I paced the floor only feet from her, and seethed with all of hell's fury.

"You see now, as you wanted. Satisfied now? You have seen the ugliness of ERIK! You have seen it now…you will dream now, you will have nightmares of his ugliness….oh yes. Perhaps this has frightened you into a respect, viper, you are here under my disposition, and my control ALONE!"

Exhaustion by the excursion that I once would have felt no different afterward, I too sank into the opposing sofa, attempting to catch my ragged, uneven breath.

We remained as such for a long moment. I could hear her sniffling and sputtering within her own hands. Remembering, I quickly went to the desk and retrieved my mask from where it had been forced out of her hands.

I nearly jumped from surprise when I turned to see her standing, facing me once more. Her face was paler then ever, her eyes red with angry tears and frustration.

"No," she said loudly. "It is not your face that frightens me, Erik." I stood shocked at her boldness as she continued. "It is your entire existence." The Vicomtess hid her fear well, she hardly shook although I knew she was terrified. She walked the length of the room, gesturing outwards to further her point. "It is as if you are under the impression you are the only one on Earth who has ever experienced a loss, or pain. Everyone in this world has, good sir! Everyone. You wallow in self pity and delight in your depression."

After hearing her say these things that no one had dared to say to me before, I retorted with the most ridiculous thing I could come up with. "You seemed to have lead the most picturesque life, I can hardly see you suffering."

"Don't assume to know me," she snapped. "You do not know me!" Her face, once puckered, softened, for some bizarre reason.

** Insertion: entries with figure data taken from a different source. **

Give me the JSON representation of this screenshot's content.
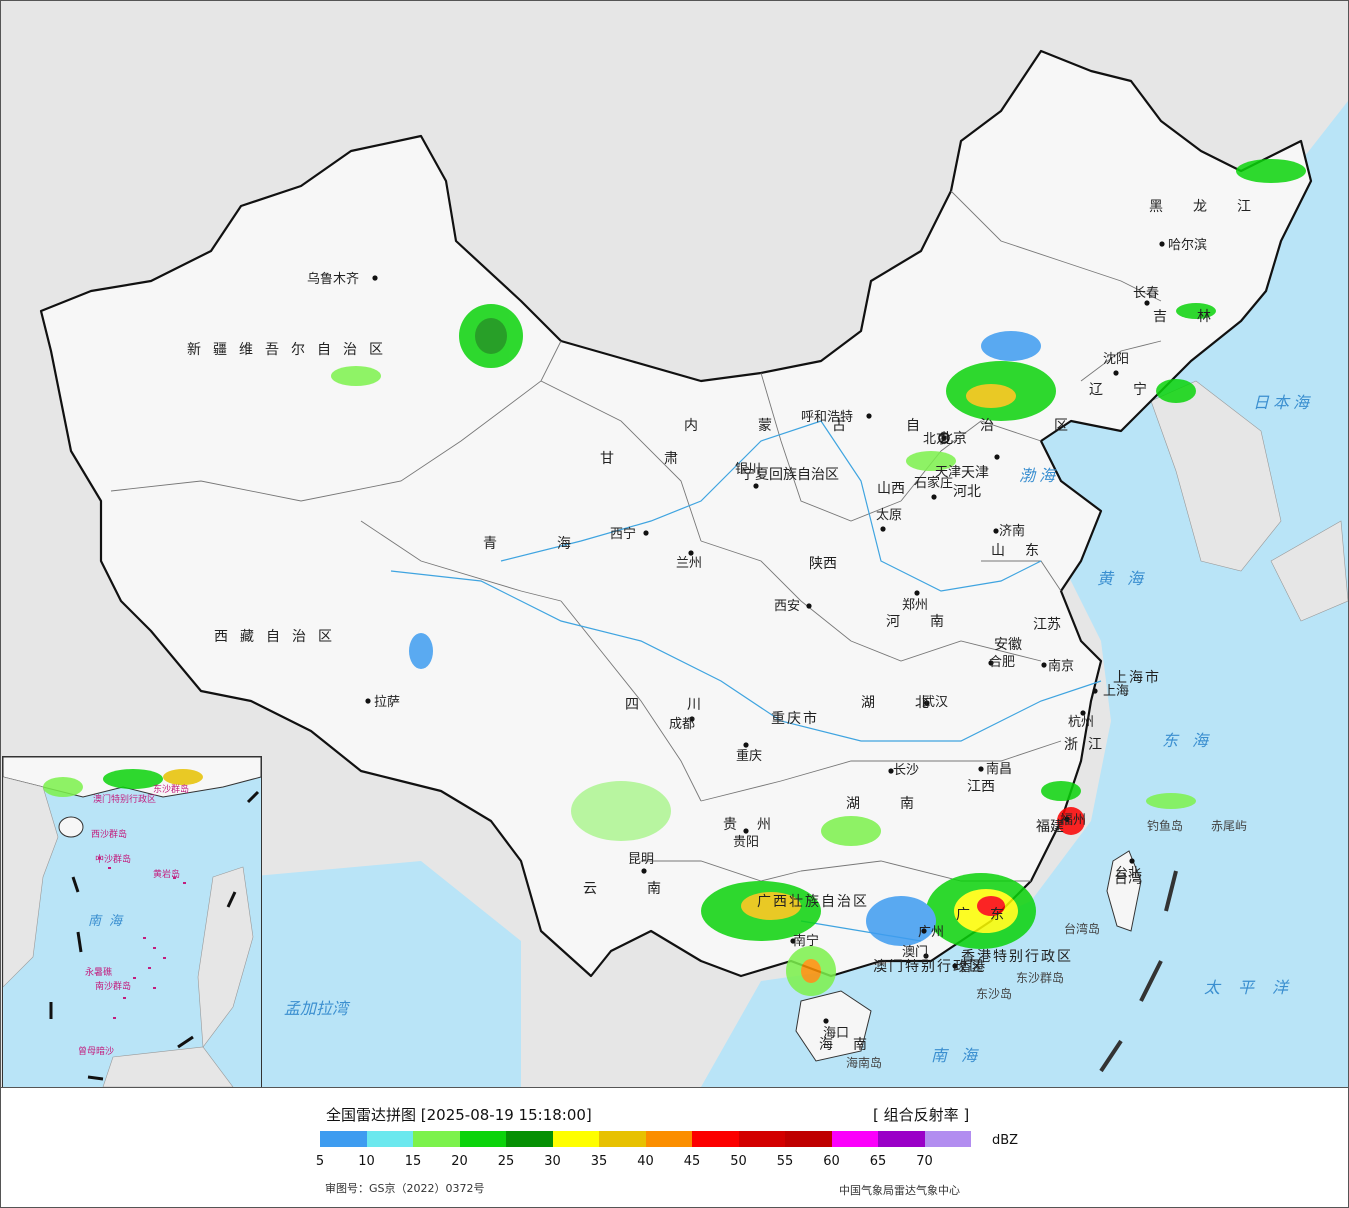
{
  "legend": {
    "title": "全国雷达拼图 [2025-08-19 15:18:00]",
    "product": "[ 组合反射率 ]",
    "unit": "dBZ",
    "approval_number": "审图号：GS京（2022）0372号",
    "source": "中国气象局雷达气象中心",
    "colors": [
      "#3e9cf0",
      "#6be8ee",
      "#7cf24c",
      "#0bd30b",
      "#059004",
      "#fefe00",
      "#e7c101",
      "#fb8e00",
      "#fc0000",
      "#d30000",
      "#bf0000",
      "#fb00fb",
      "#9a00c7",
      "#b28df0"
    ],
    "ticks": [
      "5",
      "10",
      "15",
      "20",
      "25",
      "30",
      "35",
      "40",
      "45",
      "50",
      "55",
      "60",
      "65",
      "70"
    ]
  },
  "provinces": [
    {
      "name": "新疆维吾尔自治区"
    },
    {
      "name": "西藏自治区"
    },
    {
      "name": "青海"
    },
    {
      "name": "甘肃"
    },
    {
      "name": "内蒙古自治区"
    },
    {
      "name": "黑龙江"
    },
    {
      "name": "吉林"
    },
    {
      "name": "辽宁"
    },
    {
      "name": "四川"
    },
    {
      "name": "云南"
    },
    {
      "name": "陕西"
    },
    {
      "name": "山西"
    },
    {
      "name": "河北"
    },
    {
      "name": "山东"
    },
    {
      "name": "河南"
    },
    {
      "name": "湖北"
    },
    {
      "name": "湖南"
    },
    {
      "name": "江西"
    },
    {
      "name": "安徽"
    },
    {
      "name": "江苏"
    },
    {
      "name": "浙江"
    },
    {
      "name": "福建"
    },
    {
      "name": "广东"
    },
    {
      "name": "广西壮族自治区"
    },
    {
      "name": "贵州"
    },
    {
      "name": "重庆市"
    },
    {
      "name": "宁夏回族自治区"
    },
    {
      "name": "海南"
    },
    {
      "name": "台湾"
    },
    {
      "name": "上海市"
    },
    {
      "name": "天津"
    },
    {
      "name": "北京"
    },
    {
      "name": "香港特别行政区"
    },
    {
      "name": "澳门特别行政区"
    }
  ],
  "cities": [
    {
      "name": "乌鲁木齐"
    },
    {
      "name": "拉萨"
    },
    {
      "name": "西宁"
    },
    {
      "name": "兰州"
    },
    {
      "name": "银川"
    },
    {
      "name": "呼和浩特"
    },
    {
      "name": "哈尔滨"
    },
    {
      "name": "长春"
    },
    {
      "name": "沈阳"
    },
    {
      "name": "北京"
    },
    {
      "name": "天津"
    },
    {
      "name": "石家庄"
    },
    {
      "name": "太原"
    },
    {
      "name": "济南"
    },
    {
      "name": "郑州"
    },
    {
      "name": "西安"
    },
    {
      "name": "成都"
    },
    {
      "name": "重庆"
    },
    {
      "name": "武汉"
    },
    {
      "name": "合肥"
    },
    {
      "name": "南京"
    },
    {
      "name": "上海"
    },
    {
      "name": "杭州"
    },
    {
      "name": "南昌"
    },
    {
      "name": "长沙"
    },
    {
      "name": "贵阳"
    },
    {
      "name": "昆明"
    },
    {
      "name": "南宁"
    },
    {
      "name": "广州"
    },
    {
      "name": "福州"
    },
    {
      "name": "台北"
    },
    {
      "name": "海口"
    },
    {
      "name": "香港"
    },
    {
      "name": "澳门"
    }
  ],
  "seas": [
    {
      "name": "日本海"
    },
    {
      "name": "渤海"
    },
    {
      "name": "黄海"
    },
    {
      "name": "东海"
    },
    {
      "name": "太平洋"
    },
    {
      "name": "南海"
    },
    {
      "name": "孟加拉湾"
    }
  ],
  "islands": [
    {
      "name": "钓鱼岛"
    },
    {
      "name": "赤尾屿"
    },
    {
      "name": "台湾岛"
    },
    {
      "name": "东沙群岛"
    },
    {
      "name": "东沙岛"
    },
    {
      "name": "海南岛"
    }
  ],
  "inset_labels": [
    {
      "name": "西沙群岛"
    },
    {
      "name": "中沙群岛"
    },
    {
      "name": "黄岩岛"
    },
    {
      "name": "南海"
    },
    {
      "name": "南沙群岛"
    },
    {
      "name": "永暑礁"
    },
    {
      "name": "曾母暗沙"
    },
    {
      "name": "东沙群岛"
    },
    {
      "name": "澳门特别行政区"
    }
  ]
}
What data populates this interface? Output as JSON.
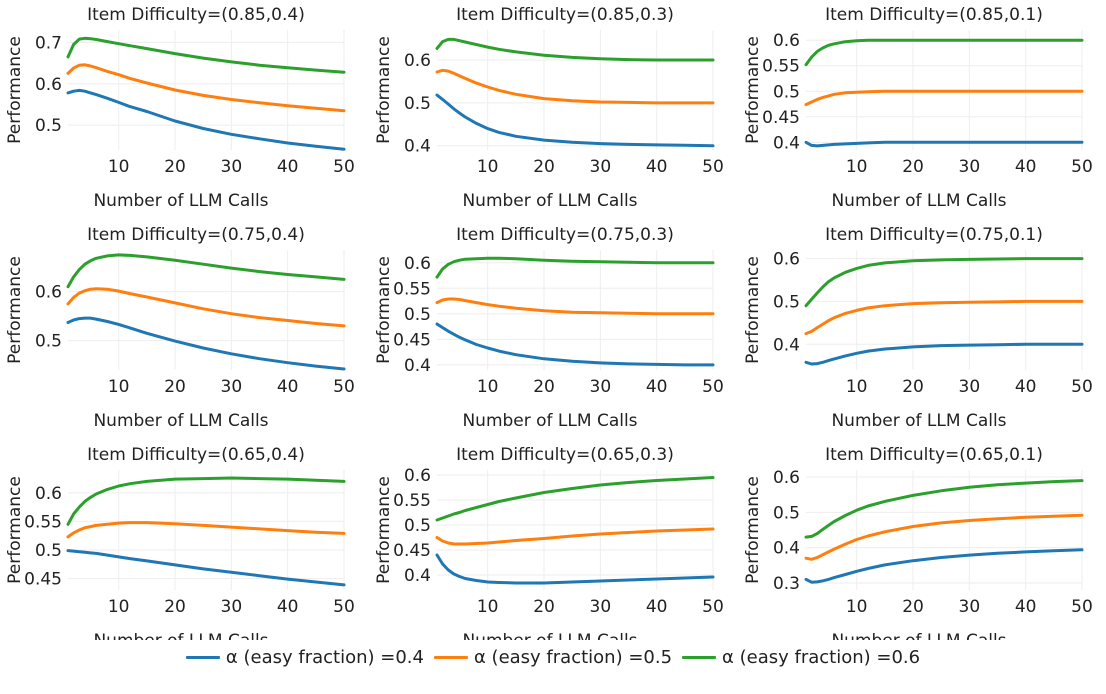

After a few moments, uncomfortable moments for her, she sighed and spoke.

"And I do not know you."

It was her apology for stripping me of dignity. Suddenly feeling embarrassed, and ridiculous, she continued again with the only solution she knew, to fill the silence with chatter. "You can not hate every aspect of existence." This the Vicomtess said with a true imploring tone, sounding as a preacher begging a newcomer to repent.

She sat down in the sofa once more and looked at the opposite one I had only a moment ago rested in, as if prompting me to begin some great tale. I hated this woman with a passion. She spoke as if I was an ignorant child in need of instruction and insight in life. Did she honestly believe I would just begin telling her about my life? A life I could not even explain to those I had loved or trusted…Giovanni…Nadir… My life was a pitiful existence without a need to be repeated.

"You know something," Adelaide's reminiscent tone of voice startled me. She was starring at her hands which were placed placidly in her lap, I sensed that she was not speaking to me, but more to herself. "I never did tell Raoul much of my own family life before I lived in London. I'd like to think that one's childhood and young adulthood does not dictate the person you will always be, forever. That's ridiculous, in fact. You control your own…self. And that's what I did, I changed myself until I became who I am now." The Vicomtess put a hand to her face for a moment, to me it seemed as if she was forming a mask for only a split second. She laughed sardonically, looking around her. "Well, perhaps not who I am now."

"What are you now?" The words escaped my lips before I could think. Damn her!

She did not look over at me as I thought she might after allowing that question to slip. She sat perfectly still, it was almost as if I could see the thoughts fly through her mind. She rehashed her new existence.

"I no longer know."

We sat in silence for an hour, I waited to see if she would turn back to the composition book, but she never did. She kept her eyes on her hands, always. And, as if she had suddenly made up her mind, she stood abruptly and went to the Louis-Philippe room to retire for the evening.

I was surprised not to hear the echoing thud of the deadbolt being secured for the first time since her arrival.